Today the progressive arguments against a common celebrated American identity are just as passionate but based on different grounds. Text books have swung from the likes of Noah Webster to Howard Zinn, the liberal historian who claims ambivalence regarding whether in sum the world ultimately benefited from the United States. This choice has been motivated by an understandable desire to build student identity on an even more transnational notion of global citizenship and multicultural awareness. But what had promised to achieve an ultimate form of inclusive identity, has really only provided a jargon and terminology that characterizes yet one more political tribe against all other tribes.

The irony is that it has taken a century for sociologists like Haidt, et al, to only begin to understand what the Founders already knew and applied so well in their statecraft.

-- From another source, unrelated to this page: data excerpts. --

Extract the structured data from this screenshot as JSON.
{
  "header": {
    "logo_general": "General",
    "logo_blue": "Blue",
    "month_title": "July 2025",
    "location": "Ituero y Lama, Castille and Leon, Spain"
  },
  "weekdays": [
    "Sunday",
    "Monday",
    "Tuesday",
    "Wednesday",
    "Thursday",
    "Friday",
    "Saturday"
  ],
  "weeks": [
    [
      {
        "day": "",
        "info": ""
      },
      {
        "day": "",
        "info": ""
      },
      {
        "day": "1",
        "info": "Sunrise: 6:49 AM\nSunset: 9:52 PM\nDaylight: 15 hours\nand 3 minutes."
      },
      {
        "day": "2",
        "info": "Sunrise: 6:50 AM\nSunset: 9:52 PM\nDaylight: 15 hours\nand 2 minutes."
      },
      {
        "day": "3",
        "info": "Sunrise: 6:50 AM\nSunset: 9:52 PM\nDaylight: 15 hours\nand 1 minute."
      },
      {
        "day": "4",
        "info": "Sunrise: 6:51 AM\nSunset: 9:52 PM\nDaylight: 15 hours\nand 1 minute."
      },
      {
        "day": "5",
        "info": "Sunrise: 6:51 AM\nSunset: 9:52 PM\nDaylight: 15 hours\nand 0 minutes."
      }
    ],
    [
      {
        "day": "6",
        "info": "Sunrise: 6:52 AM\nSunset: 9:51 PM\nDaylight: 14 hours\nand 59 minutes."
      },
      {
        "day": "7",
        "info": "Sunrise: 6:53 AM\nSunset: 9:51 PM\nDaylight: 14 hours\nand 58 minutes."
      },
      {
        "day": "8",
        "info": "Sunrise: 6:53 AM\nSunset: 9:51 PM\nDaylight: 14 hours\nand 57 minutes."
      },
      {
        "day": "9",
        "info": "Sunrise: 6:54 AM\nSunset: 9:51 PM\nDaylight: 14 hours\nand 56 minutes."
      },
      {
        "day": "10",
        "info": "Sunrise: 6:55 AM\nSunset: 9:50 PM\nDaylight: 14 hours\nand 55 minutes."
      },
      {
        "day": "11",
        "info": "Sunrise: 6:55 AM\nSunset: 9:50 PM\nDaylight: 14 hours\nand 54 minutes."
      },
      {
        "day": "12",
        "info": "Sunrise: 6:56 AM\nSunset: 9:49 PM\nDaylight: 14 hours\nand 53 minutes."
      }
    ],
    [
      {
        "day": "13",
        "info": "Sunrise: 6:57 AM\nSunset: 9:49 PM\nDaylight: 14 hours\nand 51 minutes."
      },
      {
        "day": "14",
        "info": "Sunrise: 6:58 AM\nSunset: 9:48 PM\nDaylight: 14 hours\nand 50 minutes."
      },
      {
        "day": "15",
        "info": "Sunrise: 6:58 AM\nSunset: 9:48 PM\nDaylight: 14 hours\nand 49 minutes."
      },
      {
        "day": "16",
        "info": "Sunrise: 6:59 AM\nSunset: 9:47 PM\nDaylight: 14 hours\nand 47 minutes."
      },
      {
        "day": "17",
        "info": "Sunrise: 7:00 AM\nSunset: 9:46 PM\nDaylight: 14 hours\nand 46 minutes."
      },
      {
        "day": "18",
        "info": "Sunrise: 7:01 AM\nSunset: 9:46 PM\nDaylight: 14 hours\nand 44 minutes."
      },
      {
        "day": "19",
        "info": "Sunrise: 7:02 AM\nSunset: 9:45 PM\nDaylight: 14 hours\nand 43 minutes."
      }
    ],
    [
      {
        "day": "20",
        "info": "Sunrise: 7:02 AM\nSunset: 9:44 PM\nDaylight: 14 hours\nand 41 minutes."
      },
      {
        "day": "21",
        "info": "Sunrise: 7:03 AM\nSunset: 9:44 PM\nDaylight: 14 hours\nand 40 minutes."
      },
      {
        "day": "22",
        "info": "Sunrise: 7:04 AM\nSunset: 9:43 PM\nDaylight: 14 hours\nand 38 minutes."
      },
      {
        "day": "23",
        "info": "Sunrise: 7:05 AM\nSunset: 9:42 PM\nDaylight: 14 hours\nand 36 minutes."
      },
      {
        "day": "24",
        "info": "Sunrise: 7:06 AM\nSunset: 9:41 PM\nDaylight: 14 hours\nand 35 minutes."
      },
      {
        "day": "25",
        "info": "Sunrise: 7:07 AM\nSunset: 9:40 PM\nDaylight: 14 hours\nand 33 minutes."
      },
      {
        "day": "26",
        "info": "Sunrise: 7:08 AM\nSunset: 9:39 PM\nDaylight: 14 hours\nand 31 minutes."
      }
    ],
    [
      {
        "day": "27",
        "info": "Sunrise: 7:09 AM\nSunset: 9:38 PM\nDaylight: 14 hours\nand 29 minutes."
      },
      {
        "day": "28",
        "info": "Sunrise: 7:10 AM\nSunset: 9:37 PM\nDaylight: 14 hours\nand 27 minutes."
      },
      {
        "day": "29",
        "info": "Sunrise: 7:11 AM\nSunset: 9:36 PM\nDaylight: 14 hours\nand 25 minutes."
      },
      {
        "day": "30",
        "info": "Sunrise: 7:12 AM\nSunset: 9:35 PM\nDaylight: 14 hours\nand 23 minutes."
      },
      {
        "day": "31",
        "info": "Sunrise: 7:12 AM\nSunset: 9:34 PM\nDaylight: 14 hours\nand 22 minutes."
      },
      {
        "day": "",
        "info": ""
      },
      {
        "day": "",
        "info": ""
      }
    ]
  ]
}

The Founders were haunted by the long history of brittle Republics of the past as chronicled by the likes of Livy and Tacitus. Indeed, if you were to read Haidt’s text then venture to read Madison’s Federalist 10 you would realize there is very little that Haidt learned in his extensive sociological studies that the Founders didn’t already divine from their deep reading of history. Man is by nature tribal and factitious. Republics must therefore be so constituted with this feature in mind. The Founders solution was two-fold, a Republic structured with redundancies that required constant checks and accountability between multiple centers of political power, and a system of education that sought to form citizens who were citizenship-minded. The tragedy is that during the last century, our experts have succeeded in virtually leveling any remnant of that system designed to override our most factitious instincts.

Today we see the effects. Our politics appears to be being pulled apart by extremes, enraged by forms of tribal grievances embodied by the BLM episode in Seattle, and the continuing popularity of candidates like Bernie Sanders and Donald Trump who are both appealing to their own forms of tribal resentment.

While we moderns seem to be slow to appreciate the dark depths such passions and rage can lead to, it was a fundamental awareness of our pre-modern predecessors. Indeed, it was the thematic dilemma in one of the West’s founding pieces of literature, Homer’s Iliad.

In that epic poem, the Achaen warrior Achilles gives vent to his rage and grievance leaving a trail of bodies in his wake.  Upon meeting and defeating his great foe, Hector, killer of his beloved Patroclus, he yet rages more. He defiles Hector’s dead body before the eyes of his father Priam watching from atop the walls of Troy. It is only later, when Priam sneaks into Achilles’ camp that we see the warrior’s rage for the first time diminish as the words of Hector’s father touch the hero. Priam does this by appealing to the deep bond between father and son, a bond which Achilles shares for his own father the great Peleus. This appeal hits its mark because it draws the Achean hero into a common tribe with Priam and his son Hector, the community of fathers and sons.

Those words stirred within Achilles a deep desire to grieve for his own father. Taking the old man’s hand he gently moved him back. And overpowered by memory both men gave way to grief.

In our country’s best moments our common identity as Americans served the same purpose as Priam’s calming words, a recognition of ourselves as members of different tribes but sharing a common tribe by citizenship. Now that understanding has been hollowed out by a century of benign neglect and the effect of what has replaced it is on display now in our politics and culture. What remains to be seen is if we can somehow be as good at learning the lessons of our present unfolding history as our founders were over two centuries ago, or even the first readers of Homer’s great Iliad.